A version of this article was published by Singularity Hub in 2010
A new U.K. proposal suggests that genetics could one day be used to shape the world. In 2009, the U.K. Border Agency (UKBA) unveiled a program that would genetically test East African asylum seekers in order to prove their country of origin.
The agency, responsible for securing the border and controlling migration in the U.K., claims that falsifying nationality is a problem for East Africans. But can genetics define nationality, especially in a region where whole populations are on the move? As protest mounts, it’s increasingly clear that using DNA to track one’s origin is more trouble than it’s worth.
The Human Provenance Pilot Project was designed to test forensic samples voluntarily given by asylum seekers who failed language analysis testing. Mitochondrial and Y chromosome DNA would be tested, as would single-nucleotide polymorphisms (single-base variations along the DNA strand). Subjects would also have isotopes in hair and fingernails tested—a method used for otherwise unidentifiable murder victims.
The project is meant to validate claims of nationality by Somalis, Kenyans and citizens of other war-ravaged countries who travel to the U.K. seeking asylum. Refugee status, security risk, health and family status are all taken into account when interviewing asylum seekers. While genes answer questions of ancestry, using genetic tests to determine asylum status is problematic at best.
Regulating according to DNA seems unethical not to mention insufficient for determining nationality. For starters, genes don’t relate to political borders. There are strong doubts as to whether testing this particular group can provide even the slightest statistical reliability, mainly because of past and present population movements throughout the region. As scientists contend, people move. And although mitochondrial DNA gives some answers as to where a person has been in their life, the error-prone results are indeterminate on a local scale.
As specialists point out, there is nothing that says isotope signatures at birth or during childhood are the same as those in adult samples, further complicating reliability. Growing tissues like hair and nails may only reveal the past year of someone’s life. Also, scientists can’t confirm if notable differences in isotope signatures between neighboring countries exist, if only for the fact that countries sometimes share similar climate and environmental conditions.
Putting nationality and genetics in the same category for identification purposes—in effect, combining a person’s nationality with their ancestry—raises ethical concerns. So many, that the UKBA announced late last year it would scale back the project, following fierce protest from scientists and migrant advocates. The signatures of nearly 200 scientists were collected on a petition that describes the Human Provenance Pilot Project as ‘flawed’ and ‘naïve,’ and a number of activists have come forward in the media.
In response, the UKBA revised its stance on the issue. The agency’s new voluntary proof of concept project, which runs through this month, will determine the potential for the investigations to warrant a broader use of DNA testing and isotope analysis. Following a round of efficacy and ethics reviews, the techniques will undergo further review by the Home Office Forensic Science Regulator. This all needs to happen before techniques are considered for asylum investigations. The original plan, which directed Border Agency officials to use test results in interviews with asylum seekers, and to make asylum decisions, was a clear contradiction.

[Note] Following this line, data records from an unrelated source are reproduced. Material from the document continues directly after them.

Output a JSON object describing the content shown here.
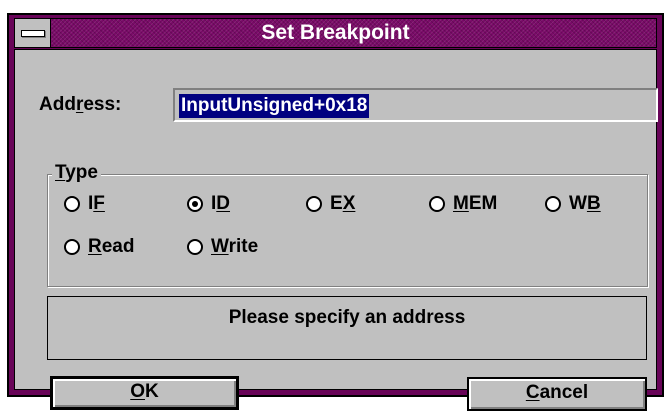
{
  "window": {
    "title": "Set Breakpoint",
    "title_bar_color": "#680458",
    "face_color": "#c0c0c0"
  },
  "address": {
    "label_pre": "Add",
    "label_accel": "r",
    "label_post": "ess:",
    "value": "InputUnsigned+0x18",
    "selection_color": "#000080"
  },
  "type_group": {
    "title_accel": "T",
    "title_rest": "ype",
    "options": [
      {
        "pre": "I",
        "accel": "F",
        "post": "",
        "checked": false
      },
      {
        "pre": "I",
        "accel": "D",
        "post": "",
        "checked": true
      },
      {
        "pre": "E",
        "accel": "X",
        "post": "",
        "checked": false
      },
      {
        "pre": "",
        "accel": "M",
        "post": "EM",
        "checked": false
      },
      {
        "pre": "W",
        "accel": "B",
        "post": "",
        "checked": false
      },
      {
        "pre": "",
        "accel": "R",
        "post": "ead",
        "checked": false
      },
      {
        "pre": "",
        "accel": "W",
        "post": "rite",
        "checked": false
      }
    ]
  },
  "status": {
    "message": "Please specify an address"
  },
  "buttons": {
    "ok_accel": "O",
    "ok_rest": "K",
    "cancel_accel": "C",
    "cancel_rest": "ancel"
  }
}
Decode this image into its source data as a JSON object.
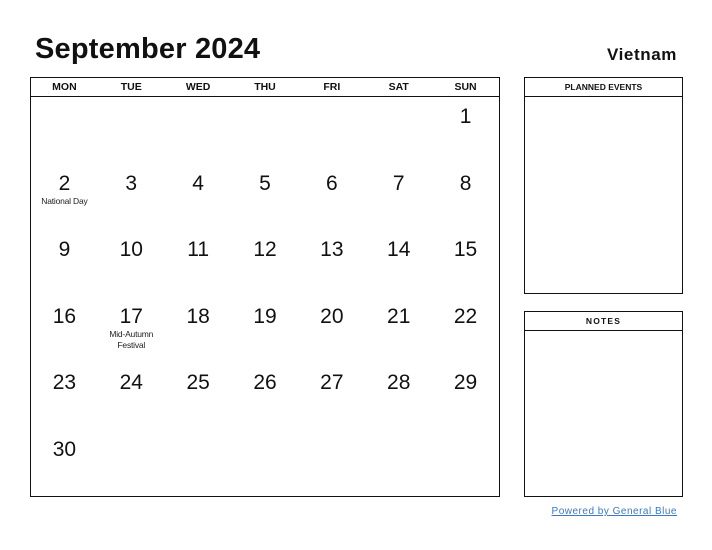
{
  "header": {
    "title": "September 2024",
    "country": "Vietnam"
  },
  "calendar": {
    "weekdays": [
      "MON",
      "TUE",
      "WED",
      "THU",
      "FRI",
      "SAT",
      "SUN"
    ],
    "days": [
      {
        "num": "",
        "event": ""
      },
      {
        "num": "",
        "event": ""
      },
      {
        "num": "",
        "event": ""
      },
      {
        "num": "",
        "event": ""
      },
      {
        "num": "",
        "event": ""
      },
      {
        "num": "",
        "event": ""
      },
      {
        "num": "1",
        "event": ""
      },
      {
        "num": "2",
        "event": "National Day"
      },
      {
        "num": "3",
        "event": ""
      },
      {
        "num": "4",
        "event": ""
      },
      {
        "num": "5",
        "event": ""
      },
      {
        "num": "6",
        "event": ""
      },
      {
        "num": "7",
        "event": ""
      },
      {
        "num": "8",
        "event": ""
      },
      {
        "num": "9",
        "event": ""
      },
      {
        "num": "10",
        "event": ""
      },
      {
        "num": "11",
        "event": ""
      },
      {
        "num": "12",
        "event": ""
      },
      {
        "num": "13",
        "event": ""
      },
      {
        "num": "14",
        "event": ""
      },
      {
        "num": "15",
        "event": ""
      },
      {
        "num": "16",
        "event": ""
      },
      {
        "num": "17",
        "event": "Mid-Autumn Festival"
      },
      {
        "num": "18",
        "event": ""
      },
      {
        "num": "19",
        "event": ""
      },
      {
        "num": "20",
        "event": ""
      },
      {
        "num": "21",
        "event": ""
      },
      {
        "num": "22",
        "event": ""
      },
      {
        "num": "23",
        "event": ""
      },
      {
        "num": "24",
        "event": ""
      },
      {
        "num": "25",
        "event": ""
      },
      {
        "num": "26",
        "event": ""
      },
      {
        "num": "27",
        "event": ""
      },
      {
        "num": "28",
        "event": ""
      },
      {
        "num": "29",
        "event": ""
      },
      {
        "num": "30",
        "event": ""
      },
      {
        "num": "",
        "event": ""
      },
      {
        "num": "",
        "event": ""
      },
      {
        "num": "",
        "event": ""
      },
      {
        "num": "",
        "event": ""
      },
      {
        "num": "",
        "event": ""
      },
      {
        "num": "",
        "event": ""
      }
    ]
  },
  "sidebar": {
    "planned_events_label": "PLANNED EVENTS",
    "notes_label": "NOTES"
  },
  "footer": {
    "powered_by": "Powered by General Blue",
    "link_color": "#3a78c8"
  }
}
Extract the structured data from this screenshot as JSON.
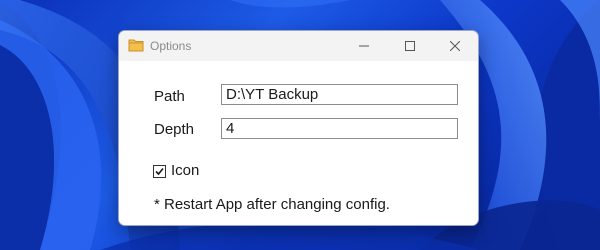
{
  "window": {
    "title": "Options",
    "icon": "folder-icon"
  },
  "caption_buttons": {
    "minimize": "minimize-icon",
    "maximize": "maximize-icon",
    "close": "close-icon"
  },
  "form": {
    "path_label": "Path",
    "path_value": "D:\\YT Backup",
    "depth_label": "Depth",
    "depth_value": "4",
    "icon_checkbox_label": "Icon",
    "icon_checkbox_checked": true,
    "note": "* Restart App after changing config."
  },
  "colors": {
    "desktop_accent": "#1d5be6",
    "window_bg": "#ffffff",
    "titlebar_bg": "#f3f3f3",
    "folder_icon": "#f4c04a"
  }
}
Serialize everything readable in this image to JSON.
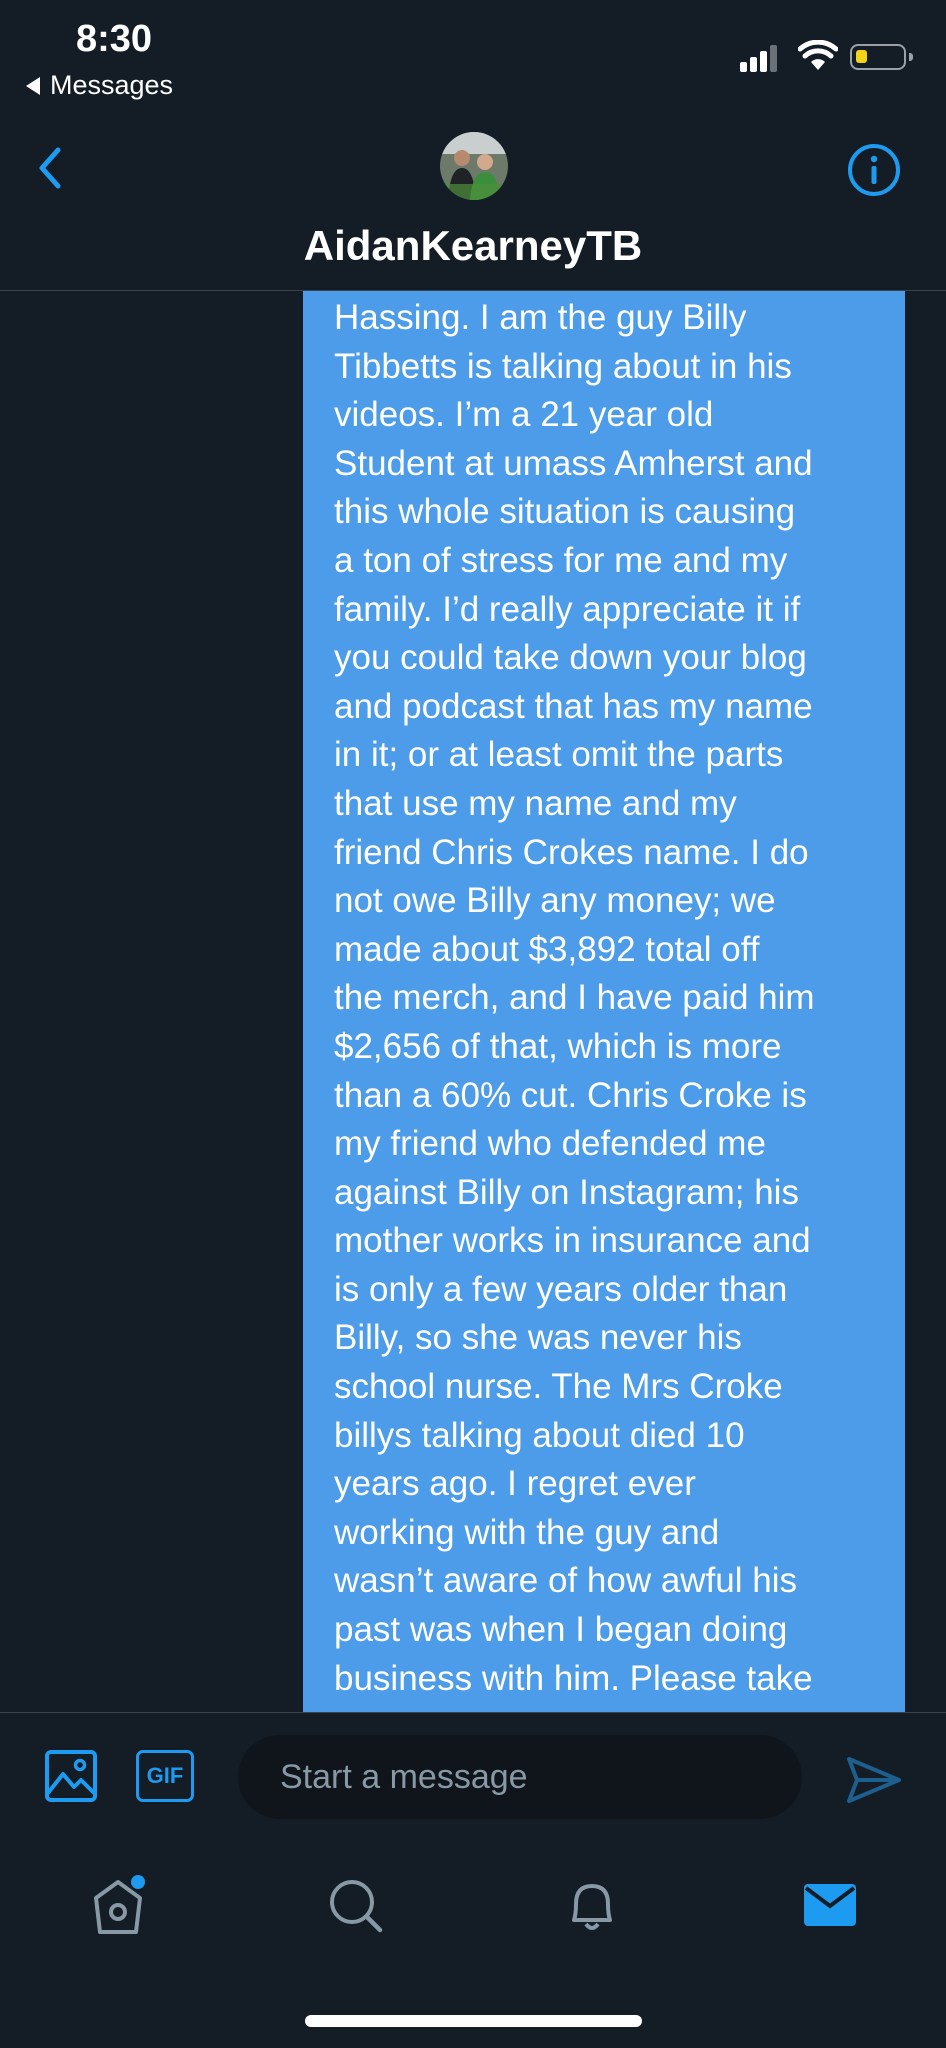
{
  "status": {
    "time": "8:30",
    "back_app": "Messages"
  },
  "header": {
    "contact_name": "AidanKearneyTB"
  },
  "message": {
    "text": "Hassing. I am the guy Billy\nTibbetts is talking about in his\nvideos. I’m a 21 year old\nStudent at umass Amherst and\nthis whole situation is causing\na ton of stress for me and my\nfamily. I’d really appreciate it if\nyou could take down your blog\nand podcast that has my name\nin it; or at least omit the parts\nthat use my name and my\nfriend Chris Crokes name. I do\nnot owe Billy any money; we\nmade about $3,892 total off\nthe merch, and I have paid him\n$2,656 of that, which is more\nthan a 60% cut. Chris Croke is\nmy friend who defended me\nagainst Billy on Instagram; his\nmother works in insurance and\nis only a few years older than\nBilly, so she was never his\nschool nurse. The Mrs Croke\nbillys talking about died 10\nyears ago. I regret ever\nworking with the guy and\nwasn’t aware of how awful his\npast was when I began doing\nbusiness with him. Please take"
  },
  "composer": {
    "gif_label": "GIF",
    "placeholder": "Start a message"
  },
  "colors": {
    "background": "#141d26",
    "bubble": "#4c9ce9",
    "accent": "#1d9bf0",
    "muted": "#8899a6",
    "battery_fill": "#f5d21a"
  },
  "icons": [
    "chevron-left-icon",
    "info-icon",
    "image-icon",
    "gif-icon",
    "send-icon",
    "home-icon",
    "search-icon",
    "bell-icon",
    "mail-icon"
  ],
  "tabs": [
    {
      "name": "home",
      "has_notification_dot": true,
      "active": false
    },
    {
      "name": "search",
      "active": false
    },
    {
      "name": "notifications",
      "active": false
    },
    {
      "name": "messages",
      "active": true
    }
  ]
}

We may someday have the technology to accurately determine nationality by testing DNA. And what then? Will we use the information to track diseases, viruses or other population-specific scientific and medical phenomena? Will we use it for historical purposes? The uncertainty of whether this new information will be used constructively or for discrimination, is likely what concerns immigrant advocates the most. Right now, it’s more a question of privacy.
Using DNA to track populations and ancestry isn’t new, but regulating according to DNA raises a moral quandary. If and when we adopt methods to track nationality with genes, the government keeping tabs on our DNA could be the least of our worries.